Biden, who is travelling south this weekend to visit the Mexico-U.S. border in advance of the summit, will hold a similar one-on-one meeting with López Obrador on Monday, Kirby said.
“Our partnership with Canada and Mexico is crucial to our economic security, prosperity, democratic stability and of course, migration management,” Kirby told a White House press briefing.
“This North American Leaders’ Summit will give us all an opportunity to strengthen those partnerships and advance shared priorities for North America.”
Biden can also expect an earful from both neighbours on his unapologetic political messaging on Buy American — the long-standing doctrine of preferring domestic suppliers over those of even the most neighbourly allies.
Canada may have averted catastrophe when Biden’s electric-vehicle tax credits were amended to include North American manufacturers, but the incentives now in place still pose challenges, said Louise Blais, a retired Canadian diplomat who served as ambassador to the UN and consul general in Atlanta.
“I’m expecting both the Mexican president and the Canadian prime minister to raise this issue with the president to say, ‘Look, we need to have a more continental approach to some of these policies,’” Blais told an expert panel Friday hosted by the Americas Society and the Council of the Americas.
“It’s in the interest of the United States, at the end of the day, to get those pieces of legislation right so that they they really do boost prosperity across the United States.”
Kirby spelled out an ambitious Biden administration agenda for the summit that made clear that issues specific to the U.S.-Mexico dynamic, including irregular migration and the flow of illegal drugs, would dominate the meetings.
Biden’s Sunday visit to the southern border is his first as president, something his political critics have been clamouring for since his inauguration in 2021.
It follows a fresh crackdown on illegal migrants from Cuba, Haiti and Nicaragua, on top of existing restrictions against Venezuelan migrants, that aims to forestall the impact of a possible Supreme Court decision to end Title 42, a Trump-era public-health measure that allows the U.S. to turn away asylum-seekers.

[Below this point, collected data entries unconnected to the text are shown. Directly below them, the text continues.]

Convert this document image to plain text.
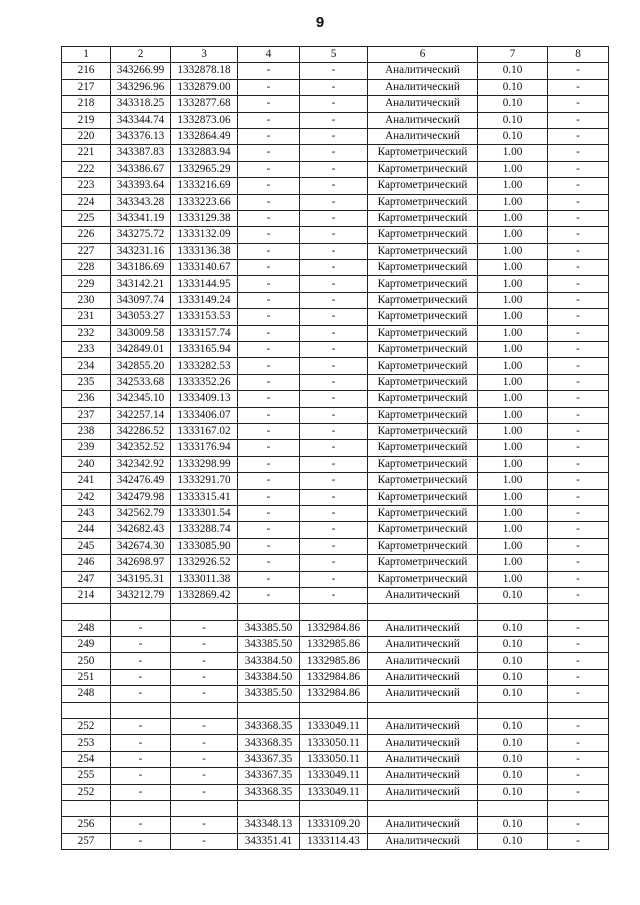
9
1	2	3	4	5	6	7	8
216	343266.99	1332878.18	-	-	Аналитический	0.10	-
217	343296.96	1332879.00	-	-	Аналитический	0.10	-
218	343318.25	1332877.68	-	-	Аналитический	0.10	-
219	343344.74	1332873.06	-	-	Аналитический	0.10	-
220	343376.13	1332864.49	-	-	Аналитический	0.10	-
221	343387.83	1332883.94	-	-	Картометрический	1.00	-
222	343386.67	1332965.29	-	-	Картометрический	1.00	-
223	343393.64	1333216.69	-	-	Картометрический	1.00	-
224	343343.28	1333223.66	-	-	Картометрический	1.00	-
225	343341.19	1333129.38	-	-	Картометрический	1.00	-
226	343275.72	1333132.09	-	-	Картометрический	1.00	-
227	343231.16	1333136.38	-	-	Картометрический	1.00	-
228	343186.69	1333140.67	-	-	Картометрический	1.00	-
229	343142.21	1333144.95	-	-	Картометрический	1.00	-
230	343097.74	1333149.24	-	-	Картометрический	1.00	-
231	343053.27	1333153.53	-	-	Картометрический	1.00	-
232	343009.58	1333157.74	-	-	Картометрический	1.00	-
233	342849.01	1333165.94	-	-	Картометрический	1.00	-
234	342855.20	1333282.53	-	-	Картометрический	1.00	-
235	342533.68	1333352.26	-	-	Картометрический	1.00	-
236	342345.10	1333409.13	-	-	Картометрический	1.00	-
237	342257.14	1333406.07	-	-	Картометрический	1.00	-
238	342286.52	1333167.02	-	-	Картометрический	1.00	-
239	342352.52	1333176.94	-	-	Картометрический	1.00	-
240	342342.92	1333298.99	-	-	Картометрический	1.00	-
241	342476.49	1333291.70	-	-	Картометрический	1.00	-
242	342479.98	1333315.41	-	-	Картометрический	1.00	-
243	342562.79	1333301.54	-	-	Картометрический	1.00	-
244	342682.43	1333288.74	-	-	Картометрический	1.00	-
245	342674.30	1333085.90	-	-	Картометрический	1.00	-
246	342698.97	1332926.52	-	-	Картометрический	1.00	-
247	343195.31	1333011.38	-	-	Картометрический	1.00	-
214	343212.79	1332869.42	-	-	Аналитический	0.10	-

248	-	-	343385.50	1332984.86	Аналитический	0.10	-
249	-	-	343385.50	1332985.86	Аналитический	0.10	-
250	-	-	343384.50	1332985.86	Аналитический	0.10	-
251	-	-	343384.50	1332984.86	Аналитический	0.10	-
248	-	-	343385.50	1332984.86	Аналитический	0.10	-

252	-	-	343368.35	1333049.11	Аналитический	0.10	-
253	-	-	343368.35	1333050.11	Аналитический	0.10	-
254	-	-	343367.35	1333050.11	Аналитический	0.10	-
255	-	-	343367.35	1333049.11	Аналитический	0.10	-
252	-	-	343368.35	1333049.11	Аналитический	0.10	-

256	-	-	343348.13	1333109.20	Аналитический	0.10	-
257	-	-	343351.41	1333114.43	Аналитический	0.10	-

At the same time, the U.S. will welcome 30,000 new immigrants a month from all four countries over the next two years, provided they are eligible to work and enter the country legally.
All three countries will also want to talk about the U.S.-Mexico-Canada Agreement and the multiple disputes that have arisen around it since becoming law in 2020.

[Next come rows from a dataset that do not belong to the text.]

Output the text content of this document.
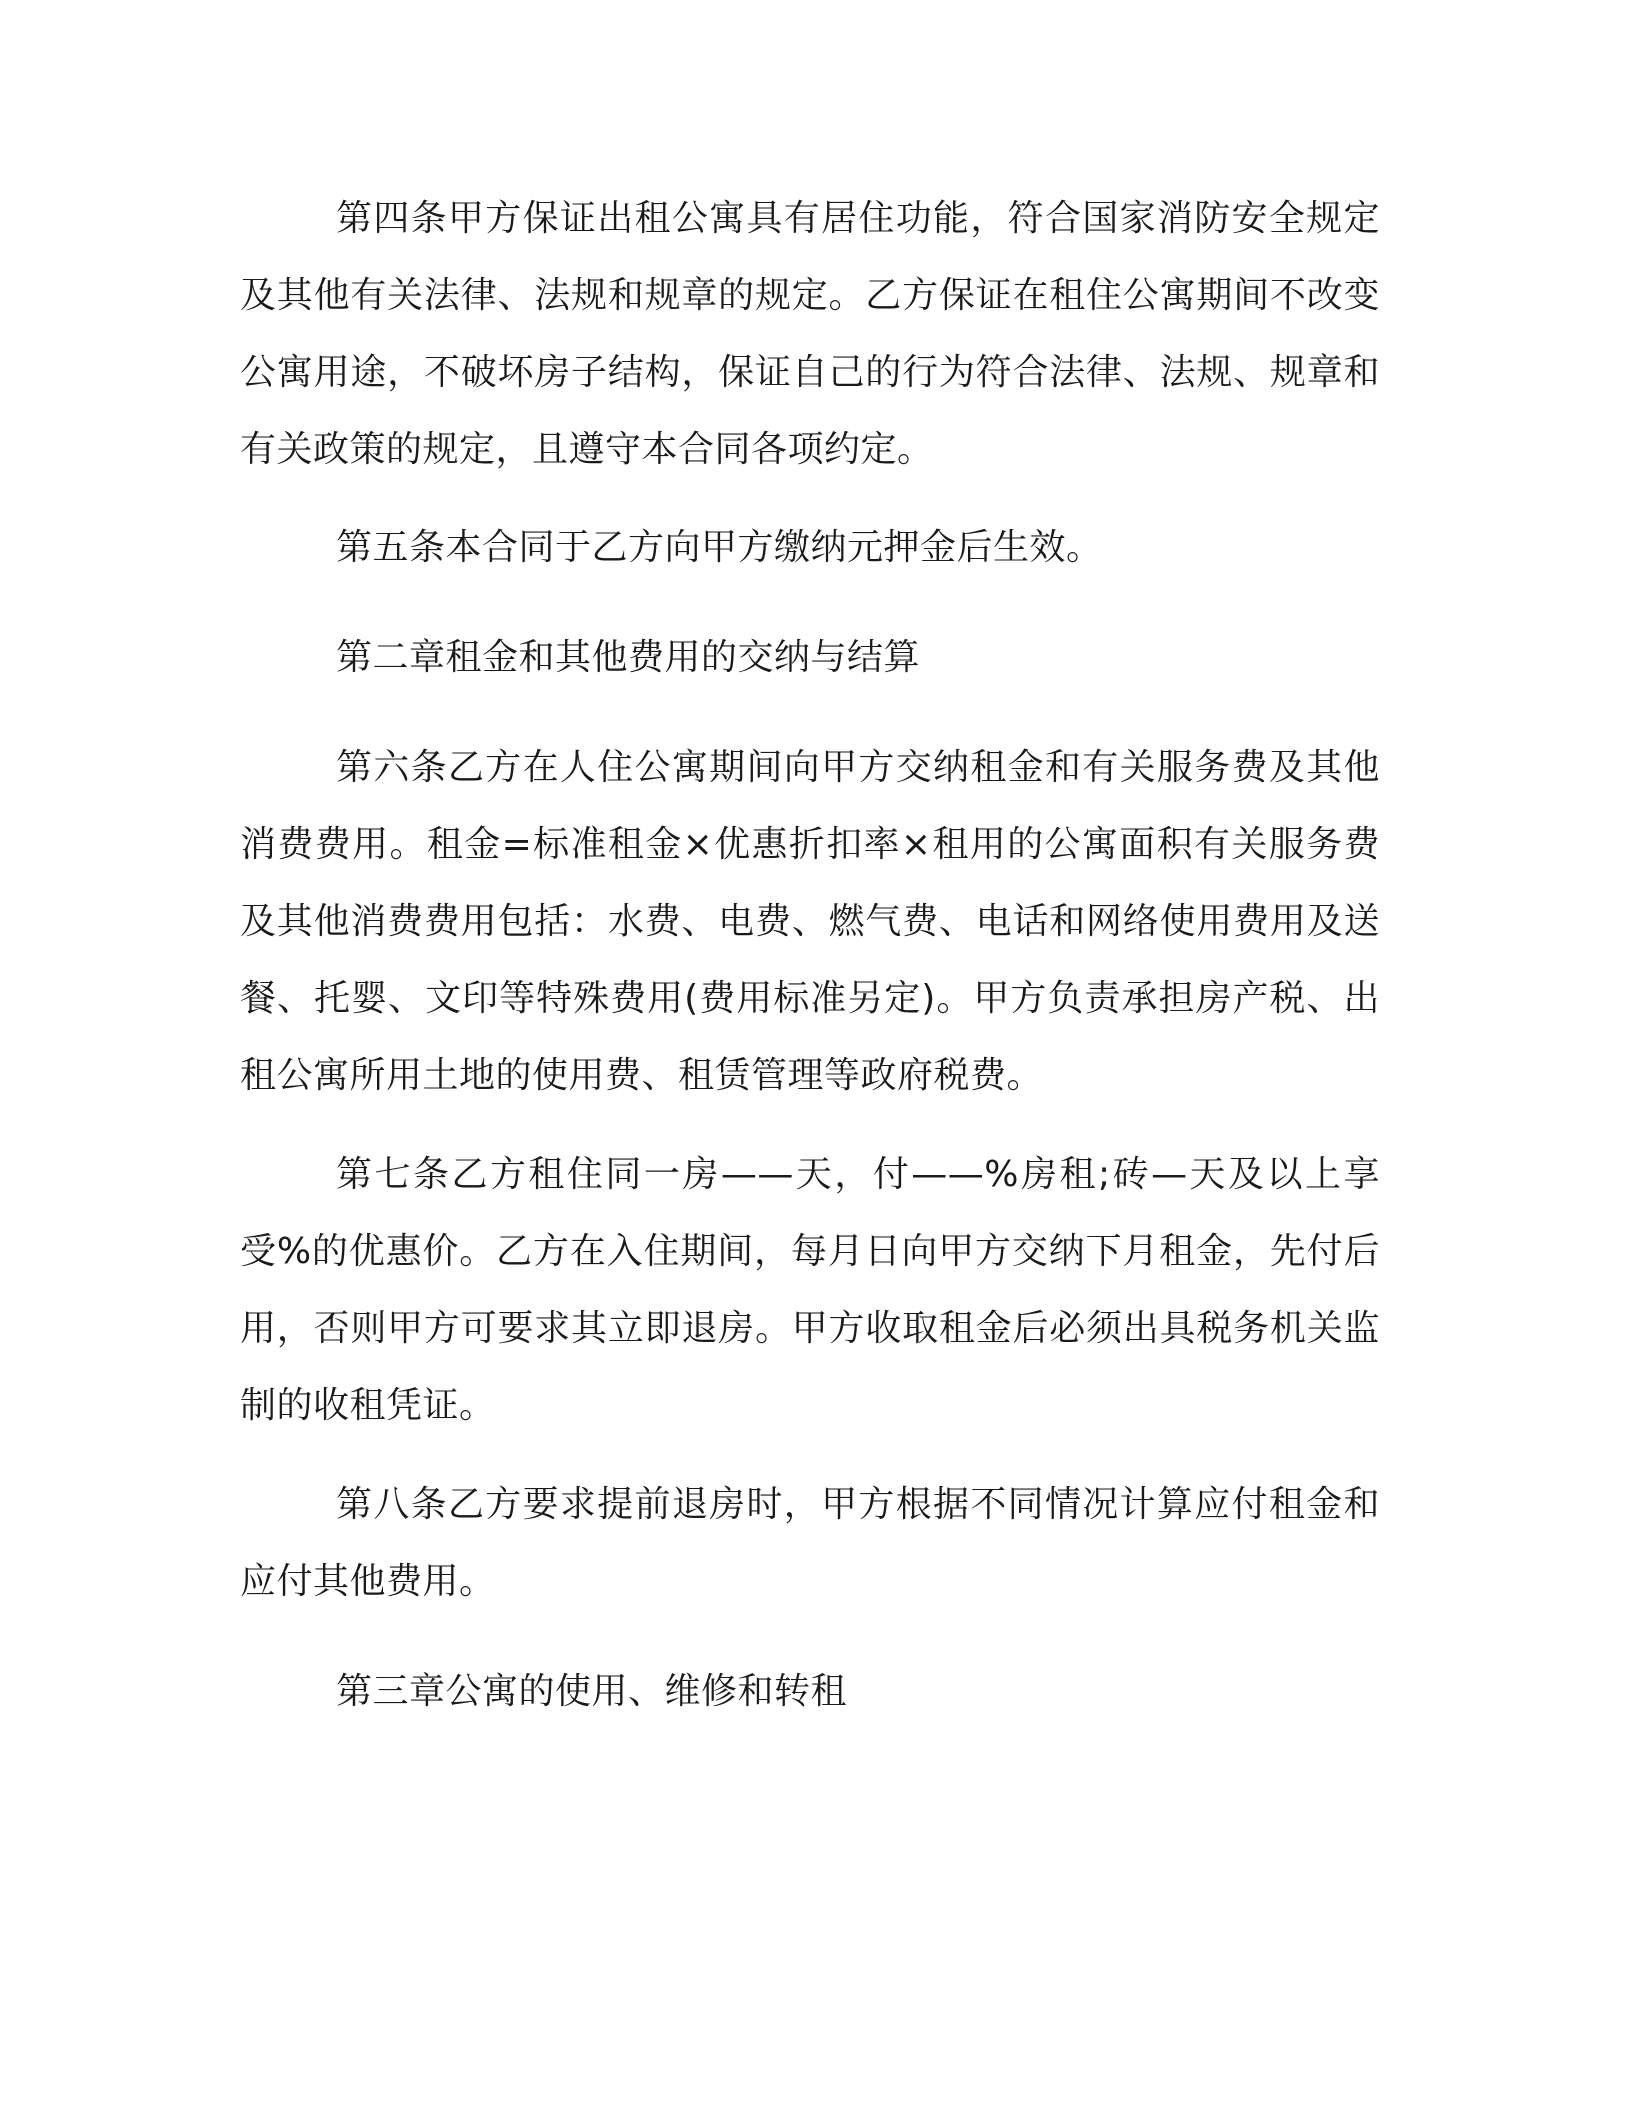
第四条甲方保证出租公寓具有居住功能，符合国家消防安全规定及其他有关法律、法规和规章的规定。乙方保证在租住公寓期间不改变公寓用途，不破坏房子结构，保证自己的行为符合法律、法规、规章和有关政策的规定，且遵守本合同各项约定。

第五条本合同于乙方向甲方缴纳元押金后生效。

第二章租金和其他费用的交纳与结算

第六条乙方在人住公寓期间向甲方交纳租金和有关服务费及其他消费费用。租金=标准租金×优惠折扣率×租用的公寓面积有关服务费及其他消费费用包括：水费、电费、燃气费、电话和网络使用费用及送餐、托婴、文印等特殊费用(费用标准另定)。甲方负责承担房产税、出租公寓所用土地的使用费、租赁管理等政府税费。

第七条乙方租住同一房——天，付——%房租;砖—天及以上享受%的优惠价。乙方在入住期间，每月日向甲方交纳下月租金，先付后用，否则甲方可要求其立即退房。甲方收取租金后必须出具税务机关监制的收租凭证。

第八条乙方要求提前退房时，甲方根据不同情况计算应付租金和应付其他费用。

第三章公寓的使用、维修和转租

The U.S. has issues with how Canada’s supply-managed dairy market continues to deny American producers fair access to customers north of the border. The U.S. also says Mexico is unfairly favouring domestic energy suppliers. And both Mexico and Canada say the U.S. isn’t playing fair when it comes to how it defines foreign content in its automotive supply chains.
But trade disputes have their own channels under the terms of the agreement, known in Canada as CUSMA, said Brian Nichols, the assistant secretary of state for Western Hemisphere affairs.
In a briefing Friday at the Wilson Center in Washington, D.C., Nichols also expressed optimism about an ongoing dispute between Canada and the U.S. over the trusted-traveller program known as Nexus.
Enrolment centres in Canada remain closed because the U.S. customs officers who staff them want the same legal protections that are afforded to colleagues at the Canada-U.S. border or in Canadian airports.
“The issue with Nexus is one that we hope that we can solve, and I think we’re making important progress,” he said. “It’s important for both our countries, and I’m optimistic that this will be resolved.”
Biden also has yet to visit Canada in person since taking office — a long-standing bilateral tradition that typically comes shortly after a presidential inauguration, but which was short-circuited in 2021 by the COVID-19 pandemic.
This week’s meetings could provide fresh clarity on when Biden’s long-promised trip north — confirmed over the summer, but interrupted again when the president himself tested positive — might finally take place.